RESULTS: The patient has not undergone any special treatment, such as radiotherapy and chemotherapy, and has been followed up for over 3 years without experiencing any recurrence.
CONCLUSIONS: IPT-like FDCS is a rare tumor that lacks definitive criteria, and its diagnosis mainly relies on pathological findings. Previously, it was believed that being EBV-positive was an important condition for diagnosis. Primary IPT-like FDCS in the liver is even rarer, and the patient in this case tested negative for EBV. It may be necessary for pathologists to consider the role of EBV in the diagnosis of IPT-like FDCS.

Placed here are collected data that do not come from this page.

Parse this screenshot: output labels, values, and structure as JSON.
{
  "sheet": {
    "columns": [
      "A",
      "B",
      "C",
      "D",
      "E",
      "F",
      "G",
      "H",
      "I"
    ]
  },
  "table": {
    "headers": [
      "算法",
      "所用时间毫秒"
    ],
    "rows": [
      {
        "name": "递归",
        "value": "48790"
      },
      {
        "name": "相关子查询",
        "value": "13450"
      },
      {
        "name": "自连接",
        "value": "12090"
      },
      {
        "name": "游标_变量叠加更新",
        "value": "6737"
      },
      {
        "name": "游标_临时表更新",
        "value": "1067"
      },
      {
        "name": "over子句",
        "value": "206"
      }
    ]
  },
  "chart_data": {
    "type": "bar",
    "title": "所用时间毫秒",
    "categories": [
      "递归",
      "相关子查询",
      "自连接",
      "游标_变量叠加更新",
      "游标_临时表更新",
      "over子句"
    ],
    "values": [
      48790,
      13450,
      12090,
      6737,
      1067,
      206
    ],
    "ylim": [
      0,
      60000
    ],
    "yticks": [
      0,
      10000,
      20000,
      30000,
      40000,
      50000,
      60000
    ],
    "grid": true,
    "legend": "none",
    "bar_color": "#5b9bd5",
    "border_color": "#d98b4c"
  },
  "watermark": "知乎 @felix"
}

METHODS: A 70-year-old female underwent computed tomography (CT) examination for upper abdominal discomfort, which revealed the presence of a liver tumor. Follow-up revealed that the tumor had progressively increased in size.
METHODS: The final diagnosis was an IPT-like follicular cell sarcoma, based on CT, MRI, HE staining, and immunohistochemical staining.
METHODS: The patient underwent a laparoscopic left hemihepatectomy.
RESULTS: The patient has not undergone any special treatment, such as radiotherapy and chemotherapy, and has been followed up for over 3 years without experiencing any recurrence.
CONCLUSIONS: IPT-like FDCS is a rare tumor that lacks definitive criteria, and its diagnosis mainly relies on pathological findings. Previously, it was believed that being EBV-positive was an important condition for diagnosis. Primary IPT-like FDCS in the liver is even rarer, and the patient in this case tested negative for EBV. It may be necessary for pathologists to consider the role of EBV in the diagnosis of IPT-like FDCS.
摘要:
背景:肝脏的炎性假瘤样滤泡树突状细胞肉瘤(IPT样FDCS)很少见。以前认为EB病毒(EBV)阳性是病理诊断的必要标准。然而,我们发现也有EBV阴性的情况。因此,提醒临床医生和病理学家,EBV阳性不是诊断的必要条件。
方法:一名70岁的女性因上腹不适接受了计算机断层扫描(CT)检查,显示肝脏肿瘤的存在.随访显示肿瘤的大小逐渐增加。
方法:最终诊断为IPT样滤泡细胞肉瘤,基于CT,MRI,HE染色,和免疫组织化学染色。
方法:患者接受了腹腔镜左半肝切除术。
结果:患者未接受任何特殊治疗,如放疗和化疗,随访3年以上,无任何复发。
结论:IPT样FDCS是一种罕见的肿瘤,缺乏明确的标准,其诊断主要依靠病理结果。以前,人们认为EBV阳性是诊断的重要条件.肝脏中的原发性IPT样FDCS甚至更罕见,在这种情况下,患者的EBV检测呈阴性。病理学家可能需要考虑EBV在IPT样FDCS诊断中的作用。
方法:一名70岁的女性因上腹不适接受了计算机断层扫描(CT)检查,显示肝脏肿瘤的存在.随访显示肿瘤的大小逐渐增加。
方法:最终诊断为IPT样滤泡细胞肉瘤,基于CT,MRI,HE染色,和免疫组织化学染色。
方法:患者接受了腹腔镜左半肝切除术。
结果:患者未接受任何特殊治疗,如放疗和化疗,随访3年以上,无任何复发。
结论:IPT样FDCS是一种罕见的肿瘤,缺乏明确的标准,其诊断主要依靠病理结果。以前,人们认为EBV阳性是诊断的重要条件.肝脏中的原发性IPT样FDCS甚至更罕见,在这种情况下,患者的EBV检测呈阴性。病理学家可能需要考虑EBV在IPT样FDCS诊断中的作用。